Context Enrichment
Overview
Context Enrichment is a functionality that Arcanna.ai provides which empowers security analysts to enhance the information contained within their AI job events. By adding additional data from external sources, users can gain deeper insights, improve threat detection accuracy and make more informed decisions. The enrichment process can be applied selectively to specific events based on user-defined filters or uniformly to all events within a job. This documentation outlines the four steps of the Context Enrichment process.
Setting up Context Enrichment
In order to add a Context Enrichment on a job, first, the users need to go to the Flows page by clicking the Flows icon on the side menu:
Then, Add+ and choose Context enrichment:
Now, the users have to follow these 4 steps:
Step 1: Select Phase
In the Select Phase, users can see the events processed by the AI job displayed inside a table, similar to the event explorer table. On this page, they can apply filters based on event properties to target specific events for enrichment. The enrichment will be applied only on the newly ingested events which match the filters that the user set. If no filters are selected, the enrichment will be applied on all incoming events.
Step 2: Gather Phase
The Gather Phase involves retrieving additional information from external sources. The external sources are Context Enrichment integrations which the users previously created (i.e. Splunk, External REST API). Examples of relevant External REST API data sources can be: threat intelligence platforms, IP reputation databases etc.
After choosing an integration, analysts can perform searches and queries on the fields of the events filtered in the previous step. They can use Jinja templates to dynamically retrieve values from the selected events. Jinja templating can be used either in the Headers, as Query Parameters or in the Request Body. The response from the query is the actual context and will be used in the next step.
Here is an example of a REST API request using a dynamic query parameter. We want to enrich the events with extra information about the country of destination. This is why we call an API which provides us with the necessary context. On the right you can see the returned response after the user hit the Play button:
Arcanna.ai also provides an event sample to help users identify which fields to query by, without returning to the previous phase. Here, the users can see the available fields which they can build queries around. These fields are called pivots.
Step 3: Build Phase
In the Build Phase, users select which new fields from the gathered data to add to their events. The data retrieved in the Gather Phase is displayed in a structured JSON format. Users can choose specific fields from the JSON response to enrich their original events with.
In the example below, we chose to enrich our incoming events with information (context) about the calling code of the country, the population and its capital.
Step 4: Save Phase
The final phase is the Save Phase, where users finalize the enrichment process. A summary of the fields that will be added to the events is displayed. Users can assign a name to the enrichment process for future reference.
Then, the enrichment process is saved and can be edited later if needed. This allows for adjustments and refinements to the enriched data as new information becomes available or requirements change.
Running Context Enrichment
After the Context Enrichment is saved and enabled on the AI job, it is applied automatically to incoming events processed by the job.
As new events are ingested, they are evaluated against the filters defined in the Select Phase of process of setting up the enrichment. Only events that match the specified filters will undergo context enrichment. Context Enrichment is not applied to the events ingested before it was set up and enabled.
For each matching event, a custom request/query, which likely involves one or more properties of the event, is sent to the external data source (integration) defined in the Gather Phase. The query is dynamically generated using Jinja templates to incorporate specific event properties. The query is executed, and the external source returns a response. Arcanna.ai caches the requests and responses to not repeat expensive requests for every event.
From the response gathered, the fields previously chosen during the Build Phase are extracted from the response. These extracted fields are added to the newly processed event, enhancing it with additional context and information, such as IP reputation, DNS information, or risk assessments. This means that the event has been enriched with context.
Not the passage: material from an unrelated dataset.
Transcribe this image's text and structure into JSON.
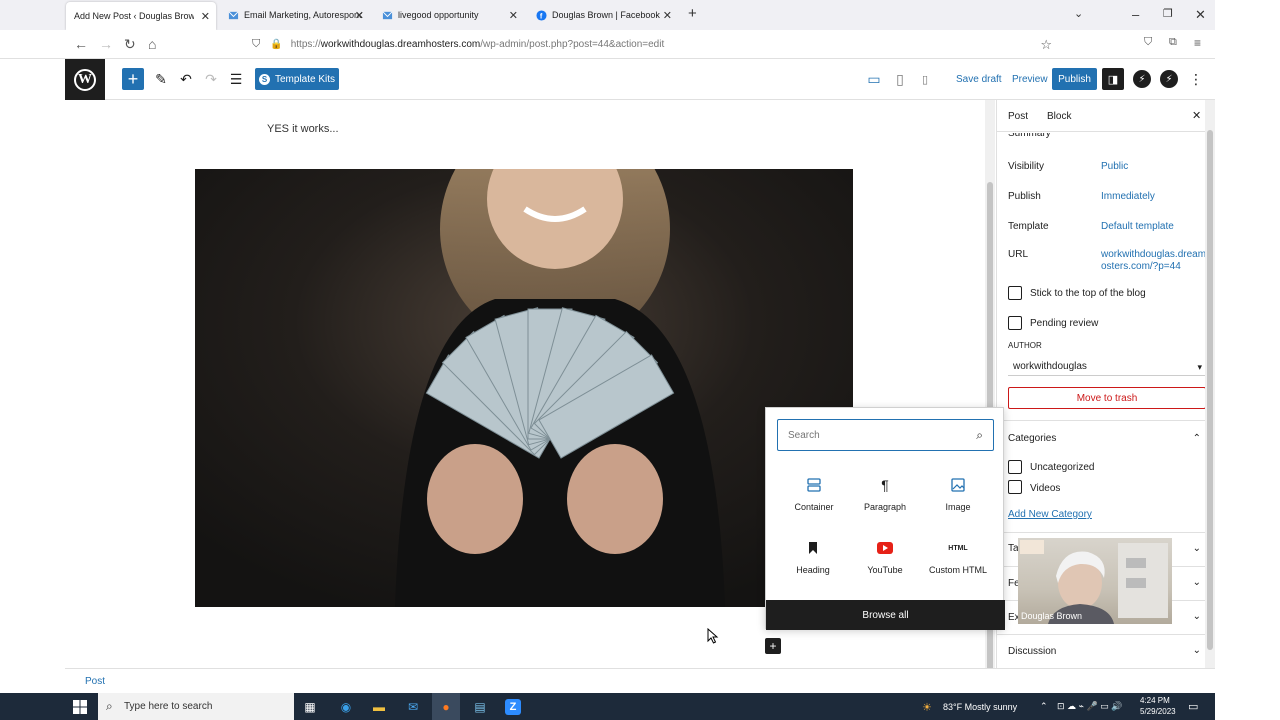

In order to see the extra information on events, the user needs to select the new fields to be displayed in event explorer:
Events enriched with context:
Users can monitor the status of the enrichment process and review how enriched events appear compared to non-enriched ones. There is also a history list of all steps in Explorer -> expanded event -> History
If necessary, analysts can disable the enrichment on a job. This action stops the application of the enrichment process to any new events processed by the job. When an enrichment is disabled, it will not be applied to any incoming events. However, previously enriched events remain unchanged. Disabled enrichments can be re-enabled at any time, resuming their application to future events that match the set filters.
Conclusion
Arcanna.ai's Context Enrichment functionality enhances AI job events with valuable external data, enabling more informed threat analysis and decision-making. By following the four-step process(Select, Gather, Build, and Save) and understanding the dynamics of running context enrichment, users can maximize the utility and accuracy of their AI-driven insights. The flexibility to manage, edit, and disable enrichments ensures that the process remains aligned with evolving needs and conditions.